I had suggested to Fernando that he might reflect on what has happened to enterprise search in the last nine to 12 months. He had a clear answer for that: “Nine to 12 months ago we were wondering what impact big data would have on the search market. Today we’re talking about what impact ‘bring your own device’ has on the user experience.” Pretty clear. But there’s more.

Mobility is the Key Game Changer

The issue of BYOD has, in my mind anyway, serious governance issues. I ask Fernando whether or not organizations are leery of individual users having access to organizational information on their smartphones and tablets. “I go around the world, and for me it’s an empirical understanding in business today,” he says. “Leaders want to get the top talent, and the top talent is coming with a new set of personalities. They love their devices; they’re addicted to their devices, in fact. So they feel they need to accommodate to that, not the other way around.”

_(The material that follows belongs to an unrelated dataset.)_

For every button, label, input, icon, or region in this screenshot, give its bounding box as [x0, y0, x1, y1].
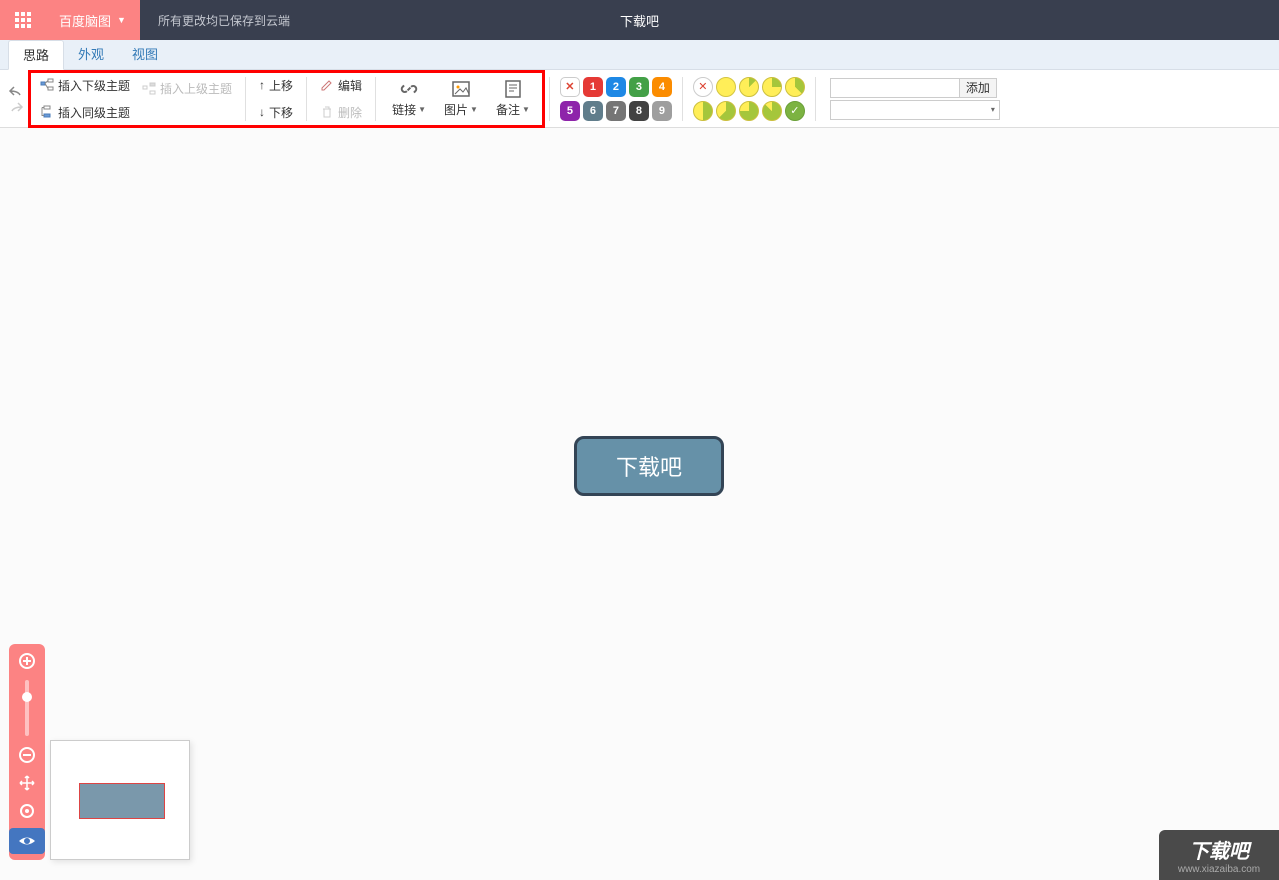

There’s a lot of vendors out there—and this is not just enterprise search, by the way—who are providing solutions for the enterprise that allow whatever devices, whether they’re iPhones or Android devices, to partake in what the enterprise has to offer and still provide some degree of control. “The organizations can maintain some control, but the end users get the satisfaction of having control of their devices,” argues Fernando. In today’s world, Fernando thinks, that is the new order. “They want to have the satisfaction of having the tools they think they need to get on with their daily lives,” he says.